1966 : Syd Barrett
A Londres, Waters rencontre deux autres étudiants en architecture, Nicolas Mason (batterie) et Richard Wright (claviers). Ensemble, ils forment un groupe de rhythm and blues dont le nom ne cesse de changer. Plus tard, Syd viendra les rejoindre et baptisera le groupe The Pink Floyd d'après le nom de deux obscurs bluesmen américains de Georgie, Pink Anderson et Floyd Council.
Pour sa part, David Gilmour fait le tour des plages françaises avec les Flowers. Il joue les compositions folles de Jimi Hendrix, sa nouvelle idole. Le quatuor, de son côté, se produit en juin au Marquee dans le cadre d'un Free School Benefit Concert. Un jeune manager les remarque. C'est le début d'une vraie carrière professionnelle. Contrat. Ils passent du rhythm and blues conventionnel au psychédélisme chaotique.
Barrett pulvérise tout ce qui lui tombe entre les mains. Robert Wyatt, le batteur de l'autre groupe d'avant-garde, Soft Machine, raconte que lorsqu'on demandait à Syd en quelle clé il jouait, il répondait : "ouais" ou encore : "oh, c'est marrant"! Il bouscule la musique froide des apprentis architectes et force sur les couleurs.
Pendant ce temps, David Gilmour fait le tour des plages françaises avec The Crew et à l'occasion Devin Ayers. Les tournées américaines et anglaises de l'automne, malgré les perspectives qu'elles ouvrent, sont difficiles, Barrett baigne de plus en plus dans l'acide. A ce sujet, l'histoire la plus répandue, serait qu'il vivait chez un couple, qui lui versait tous les matins de l'acide dans le café à son insu. Il aurait ainsi trippé pendant deux ou trois mois sans s'en rendre compte. Finalement, en janvier 1968, David Gilmour vient compléter le groupe.
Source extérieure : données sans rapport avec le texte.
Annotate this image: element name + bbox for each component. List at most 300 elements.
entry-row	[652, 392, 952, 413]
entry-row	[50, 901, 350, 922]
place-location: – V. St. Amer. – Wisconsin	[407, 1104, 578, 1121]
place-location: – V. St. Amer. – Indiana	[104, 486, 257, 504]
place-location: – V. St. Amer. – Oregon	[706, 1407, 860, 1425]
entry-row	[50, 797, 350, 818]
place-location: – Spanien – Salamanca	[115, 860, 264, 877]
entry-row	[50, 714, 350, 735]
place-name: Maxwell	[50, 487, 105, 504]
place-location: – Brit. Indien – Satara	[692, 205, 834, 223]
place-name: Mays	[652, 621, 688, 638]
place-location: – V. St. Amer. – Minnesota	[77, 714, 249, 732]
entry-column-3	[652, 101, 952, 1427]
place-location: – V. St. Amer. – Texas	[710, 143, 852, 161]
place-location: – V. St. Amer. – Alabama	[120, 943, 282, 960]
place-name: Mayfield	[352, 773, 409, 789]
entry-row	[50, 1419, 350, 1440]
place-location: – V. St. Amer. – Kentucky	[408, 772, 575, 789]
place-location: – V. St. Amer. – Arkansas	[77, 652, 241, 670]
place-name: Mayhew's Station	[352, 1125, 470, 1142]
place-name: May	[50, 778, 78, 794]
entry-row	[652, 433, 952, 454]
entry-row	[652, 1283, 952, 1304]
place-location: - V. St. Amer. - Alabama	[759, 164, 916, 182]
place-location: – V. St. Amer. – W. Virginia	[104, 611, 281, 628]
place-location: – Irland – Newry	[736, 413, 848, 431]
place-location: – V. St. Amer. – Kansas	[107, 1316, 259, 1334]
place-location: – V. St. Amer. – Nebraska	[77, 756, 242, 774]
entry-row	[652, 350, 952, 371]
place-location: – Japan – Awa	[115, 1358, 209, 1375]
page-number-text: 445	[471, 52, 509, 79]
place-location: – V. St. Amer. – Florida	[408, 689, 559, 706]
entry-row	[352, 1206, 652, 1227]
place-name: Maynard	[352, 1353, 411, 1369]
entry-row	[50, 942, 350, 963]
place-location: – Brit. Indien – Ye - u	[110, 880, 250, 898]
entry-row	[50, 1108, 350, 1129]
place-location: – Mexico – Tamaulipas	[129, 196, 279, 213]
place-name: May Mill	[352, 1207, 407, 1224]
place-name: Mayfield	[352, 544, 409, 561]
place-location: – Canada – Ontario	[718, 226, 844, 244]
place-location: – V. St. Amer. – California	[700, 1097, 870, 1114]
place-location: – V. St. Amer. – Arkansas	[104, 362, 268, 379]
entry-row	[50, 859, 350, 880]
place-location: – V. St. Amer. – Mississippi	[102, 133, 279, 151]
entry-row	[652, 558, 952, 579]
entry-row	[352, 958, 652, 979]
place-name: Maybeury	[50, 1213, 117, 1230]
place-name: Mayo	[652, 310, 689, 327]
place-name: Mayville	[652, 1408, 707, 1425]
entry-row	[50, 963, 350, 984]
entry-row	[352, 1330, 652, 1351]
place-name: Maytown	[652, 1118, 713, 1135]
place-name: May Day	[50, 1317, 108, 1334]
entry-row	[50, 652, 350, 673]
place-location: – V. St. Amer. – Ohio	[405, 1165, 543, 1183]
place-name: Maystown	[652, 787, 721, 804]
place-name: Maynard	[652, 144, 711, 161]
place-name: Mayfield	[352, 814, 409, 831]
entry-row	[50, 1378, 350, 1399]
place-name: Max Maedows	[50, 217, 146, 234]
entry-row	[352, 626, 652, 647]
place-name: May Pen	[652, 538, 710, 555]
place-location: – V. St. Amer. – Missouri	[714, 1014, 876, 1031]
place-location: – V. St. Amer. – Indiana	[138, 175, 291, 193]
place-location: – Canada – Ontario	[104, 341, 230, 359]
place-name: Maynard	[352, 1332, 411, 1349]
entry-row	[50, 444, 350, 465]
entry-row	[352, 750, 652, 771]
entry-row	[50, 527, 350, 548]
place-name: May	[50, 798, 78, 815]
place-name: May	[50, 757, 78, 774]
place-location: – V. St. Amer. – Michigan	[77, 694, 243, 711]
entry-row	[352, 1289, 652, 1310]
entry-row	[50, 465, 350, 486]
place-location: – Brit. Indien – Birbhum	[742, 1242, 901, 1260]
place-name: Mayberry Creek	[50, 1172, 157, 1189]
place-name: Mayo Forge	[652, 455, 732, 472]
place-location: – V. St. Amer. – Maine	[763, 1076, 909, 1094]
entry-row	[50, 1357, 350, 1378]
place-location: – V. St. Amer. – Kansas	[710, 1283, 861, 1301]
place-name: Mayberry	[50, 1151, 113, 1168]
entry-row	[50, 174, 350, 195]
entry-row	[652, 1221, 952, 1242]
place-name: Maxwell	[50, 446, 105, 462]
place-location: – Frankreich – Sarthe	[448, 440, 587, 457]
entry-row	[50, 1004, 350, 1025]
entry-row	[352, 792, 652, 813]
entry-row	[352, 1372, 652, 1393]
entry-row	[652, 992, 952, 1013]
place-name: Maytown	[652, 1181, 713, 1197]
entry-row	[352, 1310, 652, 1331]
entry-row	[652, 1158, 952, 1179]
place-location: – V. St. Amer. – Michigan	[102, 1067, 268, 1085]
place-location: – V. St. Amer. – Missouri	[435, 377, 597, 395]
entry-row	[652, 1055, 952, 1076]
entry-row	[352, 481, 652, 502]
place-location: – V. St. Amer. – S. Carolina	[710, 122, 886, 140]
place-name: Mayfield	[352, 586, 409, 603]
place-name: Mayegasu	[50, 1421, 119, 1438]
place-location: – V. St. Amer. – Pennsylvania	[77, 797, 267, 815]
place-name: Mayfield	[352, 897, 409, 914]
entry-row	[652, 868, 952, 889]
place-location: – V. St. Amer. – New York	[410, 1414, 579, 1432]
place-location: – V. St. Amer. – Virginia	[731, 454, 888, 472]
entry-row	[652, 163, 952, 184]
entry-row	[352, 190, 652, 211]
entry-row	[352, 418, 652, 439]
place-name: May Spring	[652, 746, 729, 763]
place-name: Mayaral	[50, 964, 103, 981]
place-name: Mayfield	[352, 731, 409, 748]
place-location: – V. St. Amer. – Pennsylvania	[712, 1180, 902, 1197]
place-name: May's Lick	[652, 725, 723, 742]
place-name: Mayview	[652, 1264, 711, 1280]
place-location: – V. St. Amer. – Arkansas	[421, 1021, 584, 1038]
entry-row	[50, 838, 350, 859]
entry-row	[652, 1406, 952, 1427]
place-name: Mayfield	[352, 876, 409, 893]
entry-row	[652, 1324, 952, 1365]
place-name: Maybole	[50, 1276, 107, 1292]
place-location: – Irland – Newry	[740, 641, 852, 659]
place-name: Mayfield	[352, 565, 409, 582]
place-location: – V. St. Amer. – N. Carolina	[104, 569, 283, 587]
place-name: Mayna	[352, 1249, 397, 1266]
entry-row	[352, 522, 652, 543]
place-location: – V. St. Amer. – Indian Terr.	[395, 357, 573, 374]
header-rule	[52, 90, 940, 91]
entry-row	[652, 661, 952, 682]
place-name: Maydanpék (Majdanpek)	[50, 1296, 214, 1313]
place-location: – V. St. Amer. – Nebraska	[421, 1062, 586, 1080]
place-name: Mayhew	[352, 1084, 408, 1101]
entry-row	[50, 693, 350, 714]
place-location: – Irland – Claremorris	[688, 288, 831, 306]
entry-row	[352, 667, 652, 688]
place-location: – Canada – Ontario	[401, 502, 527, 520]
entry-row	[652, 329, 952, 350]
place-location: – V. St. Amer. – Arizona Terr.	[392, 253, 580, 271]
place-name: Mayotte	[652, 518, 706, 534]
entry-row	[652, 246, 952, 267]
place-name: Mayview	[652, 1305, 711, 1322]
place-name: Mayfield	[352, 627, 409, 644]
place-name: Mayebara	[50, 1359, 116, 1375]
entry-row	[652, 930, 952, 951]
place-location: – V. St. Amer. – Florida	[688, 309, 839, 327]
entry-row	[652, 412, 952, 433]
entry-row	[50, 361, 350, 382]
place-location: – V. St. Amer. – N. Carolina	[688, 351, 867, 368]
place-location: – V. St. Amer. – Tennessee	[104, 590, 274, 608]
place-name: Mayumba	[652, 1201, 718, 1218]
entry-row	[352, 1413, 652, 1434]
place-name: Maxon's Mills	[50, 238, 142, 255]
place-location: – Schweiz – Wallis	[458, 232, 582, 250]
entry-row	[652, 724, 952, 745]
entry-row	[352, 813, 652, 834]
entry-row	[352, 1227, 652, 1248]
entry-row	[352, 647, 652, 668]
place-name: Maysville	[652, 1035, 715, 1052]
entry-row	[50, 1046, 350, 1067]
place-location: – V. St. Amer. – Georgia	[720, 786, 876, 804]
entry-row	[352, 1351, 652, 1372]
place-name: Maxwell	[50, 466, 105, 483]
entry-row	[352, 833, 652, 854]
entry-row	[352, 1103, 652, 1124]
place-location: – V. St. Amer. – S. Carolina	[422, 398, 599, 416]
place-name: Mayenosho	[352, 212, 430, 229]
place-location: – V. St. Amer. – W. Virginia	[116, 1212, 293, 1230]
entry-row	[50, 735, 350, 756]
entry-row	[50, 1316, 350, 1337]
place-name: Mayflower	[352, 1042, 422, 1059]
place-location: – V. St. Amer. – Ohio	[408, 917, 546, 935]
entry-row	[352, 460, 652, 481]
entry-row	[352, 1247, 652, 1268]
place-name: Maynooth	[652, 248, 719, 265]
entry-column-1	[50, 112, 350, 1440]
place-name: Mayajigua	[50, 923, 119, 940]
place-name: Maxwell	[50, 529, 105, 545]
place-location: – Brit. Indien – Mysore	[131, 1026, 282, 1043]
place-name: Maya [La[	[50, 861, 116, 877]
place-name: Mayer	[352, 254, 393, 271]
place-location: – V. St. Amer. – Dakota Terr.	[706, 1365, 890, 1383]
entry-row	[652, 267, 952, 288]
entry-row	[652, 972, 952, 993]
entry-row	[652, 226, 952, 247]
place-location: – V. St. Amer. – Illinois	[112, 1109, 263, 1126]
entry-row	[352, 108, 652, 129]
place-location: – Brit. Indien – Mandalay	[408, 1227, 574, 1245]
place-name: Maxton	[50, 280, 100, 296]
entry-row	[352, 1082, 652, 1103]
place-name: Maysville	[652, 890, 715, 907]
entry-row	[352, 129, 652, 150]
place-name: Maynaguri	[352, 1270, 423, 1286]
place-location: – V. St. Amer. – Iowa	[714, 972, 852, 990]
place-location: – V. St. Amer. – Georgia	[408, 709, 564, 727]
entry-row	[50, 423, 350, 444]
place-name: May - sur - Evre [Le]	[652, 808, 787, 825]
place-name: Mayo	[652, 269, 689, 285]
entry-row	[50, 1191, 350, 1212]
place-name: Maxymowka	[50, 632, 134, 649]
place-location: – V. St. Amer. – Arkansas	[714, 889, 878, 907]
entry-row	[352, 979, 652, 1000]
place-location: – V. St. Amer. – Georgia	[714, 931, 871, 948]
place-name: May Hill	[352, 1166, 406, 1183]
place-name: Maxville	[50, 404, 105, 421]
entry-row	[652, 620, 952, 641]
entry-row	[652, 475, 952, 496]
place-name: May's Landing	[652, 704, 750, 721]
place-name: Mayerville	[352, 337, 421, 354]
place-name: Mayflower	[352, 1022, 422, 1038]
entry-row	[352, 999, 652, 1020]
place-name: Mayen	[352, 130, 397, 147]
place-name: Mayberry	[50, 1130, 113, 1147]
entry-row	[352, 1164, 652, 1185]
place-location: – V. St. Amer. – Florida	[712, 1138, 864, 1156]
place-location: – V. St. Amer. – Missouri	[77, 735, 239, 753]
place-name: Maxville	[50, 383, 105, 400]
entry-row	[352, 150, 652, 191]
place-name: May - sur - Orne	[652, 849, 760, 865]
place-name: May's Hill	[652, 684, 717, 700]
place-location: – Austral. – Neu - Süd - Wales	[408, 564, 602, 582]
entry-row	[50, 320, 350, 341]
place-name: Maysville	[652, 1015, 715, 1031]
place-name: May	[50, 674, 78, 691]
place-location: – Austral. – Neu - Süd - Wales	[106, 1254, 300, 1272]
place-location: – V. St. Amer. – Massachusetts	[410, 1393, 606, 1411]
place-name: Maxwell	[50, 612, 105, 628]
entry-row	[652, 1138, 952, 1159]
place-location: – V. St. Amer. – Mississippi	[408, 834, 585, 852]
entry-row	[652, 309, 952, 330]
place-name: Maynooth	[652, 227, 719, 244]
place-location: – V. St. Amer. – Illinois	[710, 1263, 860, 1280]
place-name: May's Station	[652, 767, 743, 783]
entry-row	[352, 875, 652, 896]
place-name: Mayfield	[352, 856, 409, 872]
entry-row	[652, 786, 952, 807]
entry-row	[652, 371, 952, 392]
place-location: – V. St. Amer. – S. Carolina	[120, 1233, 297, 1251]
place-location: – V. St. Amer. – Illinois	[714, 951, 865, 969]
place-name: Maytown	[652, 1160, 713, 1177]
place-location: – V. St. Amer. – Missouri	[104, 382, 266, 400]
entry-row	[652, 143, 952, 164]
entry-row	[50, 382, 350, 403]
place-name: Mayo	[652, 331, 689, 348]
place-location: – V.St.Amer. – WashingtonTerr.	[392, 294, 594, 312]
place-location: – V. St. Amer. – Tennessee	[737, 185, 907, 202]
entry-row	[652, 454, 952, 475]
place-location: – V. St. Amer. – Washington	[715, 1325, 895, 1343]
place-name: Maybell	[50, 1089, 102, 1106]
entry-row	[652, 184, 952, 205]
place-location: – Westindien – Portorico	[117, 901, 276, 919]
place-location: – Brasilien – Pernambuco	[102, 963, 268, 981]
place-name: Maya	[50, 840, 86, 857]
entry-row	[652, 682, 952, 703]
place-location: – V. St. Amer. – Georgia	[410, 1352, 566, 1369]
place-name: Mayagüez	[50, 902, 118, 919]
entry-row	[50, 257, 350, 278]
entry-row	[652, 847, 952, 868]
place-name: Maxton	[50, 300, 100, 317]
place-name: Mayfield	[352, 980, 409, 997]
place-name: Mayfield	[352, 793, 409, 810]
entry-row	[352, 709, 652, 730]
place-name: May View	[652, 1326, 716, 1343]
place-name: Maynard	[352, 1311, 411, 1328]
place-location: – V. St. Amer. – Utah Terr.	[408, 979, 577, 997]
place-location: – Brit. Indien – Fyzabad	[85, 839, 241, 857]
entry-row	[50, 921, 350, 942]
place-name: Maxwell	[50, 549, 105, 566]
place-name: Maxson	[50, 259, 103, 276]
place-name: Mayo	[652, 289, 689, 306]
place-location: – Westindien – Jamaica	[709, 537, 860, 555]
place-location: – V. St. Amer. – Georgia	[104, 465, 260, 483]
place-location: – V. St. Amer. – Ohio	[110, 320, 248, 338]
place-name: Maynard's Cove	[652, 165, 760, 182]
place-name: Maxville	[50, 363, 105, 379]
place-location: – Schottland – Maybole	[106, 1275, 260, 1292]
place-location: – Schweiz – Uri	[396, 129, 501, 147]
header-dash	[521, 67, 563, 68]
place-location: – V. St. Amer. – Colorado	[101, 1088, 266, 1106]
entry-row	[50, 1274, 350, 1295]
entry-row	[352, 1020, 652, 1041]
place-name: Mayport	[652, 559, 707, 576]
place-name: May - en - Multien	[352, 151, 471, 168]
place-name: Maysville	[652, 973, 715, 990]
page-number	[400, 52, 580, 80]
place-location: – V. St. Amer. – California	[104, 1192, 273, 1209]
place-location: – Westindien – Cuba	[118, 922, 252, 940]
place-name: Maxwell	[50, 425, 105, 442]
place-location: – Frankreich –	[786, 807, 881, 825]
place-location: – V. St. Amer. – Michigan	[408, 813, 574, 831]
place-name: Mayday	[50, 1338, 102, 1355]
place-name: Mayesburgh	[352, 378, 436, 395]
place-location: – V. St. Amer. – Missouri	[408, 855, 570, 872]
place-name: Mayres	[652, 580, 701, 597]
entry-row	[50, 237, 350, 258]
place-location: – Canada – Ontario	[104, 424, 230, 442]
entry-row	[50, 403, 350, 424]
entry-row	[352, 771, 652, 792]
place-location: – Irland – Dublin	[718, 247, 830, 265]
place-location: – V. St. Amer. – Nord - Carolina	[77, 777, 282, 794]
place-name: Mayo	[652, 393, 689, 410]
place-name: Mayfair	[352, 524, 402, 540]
L'idée, expliquera-t-il quelques années plus tard, était de constituer un orchestre à géométrie variable où Barrett pourrait venir jouer quand il le voudrait et s'isoler à sa guise, un peu à la manière de Brian Wilson chez les Beach Boys.
David libéra ainsi un Syd toujours plus schizo de la corvée de la scène et du contact avec le public qui lui pèsent de plus en plus. Le 18 février 1968, David devient officiellement le guitariste du Pink Floyd. Le 6 avril, Barrett fait ses adieux et se retire chez maman à Cambridge pour reprendre la peinture. En janvier 1970, sortie du premier album solo de Syd, produit par David et Roger. Le 30 mars, David rejoint Syd qui, exeptionnellement, se produit sur la scène de l'Olympia de Londres. Six mois plus tard, parution du second album, produit avec beaucoup de patience par Gilmour et cette fois, Rick Wright qui, à l'époque, collabore beaucoup avec David.
"Il était d'un équilibre psychologique très précaire. Les causes de cette crise ? L'acide peut-être, le succès ? Personne ne le saura jamais exactement, je crois" (Nick Mason). Gilmour, courageusement, conclut : "Ce n'est pas romantique, c'est une triste histoire, maintenant c'est fini.". |
Roger
Keith dit Syd Barrett, George
Roger Waters, Nicolas
Berkeley Mason, Richard
William Wright,
David
Jon Gilmour, |
||
1968 - David Gilmour
Le 29 juin Pink Floyd donne un concert gratuit au coeur de Londres, dans Hyde Park. 5000 personnes découvrent un nouveau groupe noyé dans un light-show tout neuf et de nombreux effets spéciaux. Le même jour paraît A Saucerful Of Secrets, deuxième 30 cm du groupe. Avec lui, des millions d'auditeurs abordent une nouvelle musique. Dans des titres comme A Saucerful et surtout Set The Control For The Heart Of The Sun, Pink Floyd met en forme le rock cosmique qui va devenir sa spécialité. L'arrivée de Gilmour a sensiblement modifié l'équilibre orchestral. Le délire permanent fait place à un rêve plus ordonné ; grâce à ce guitariste net et toujours en place, les résonances, les glissendi, les arpèges descendants s'organisent enfin.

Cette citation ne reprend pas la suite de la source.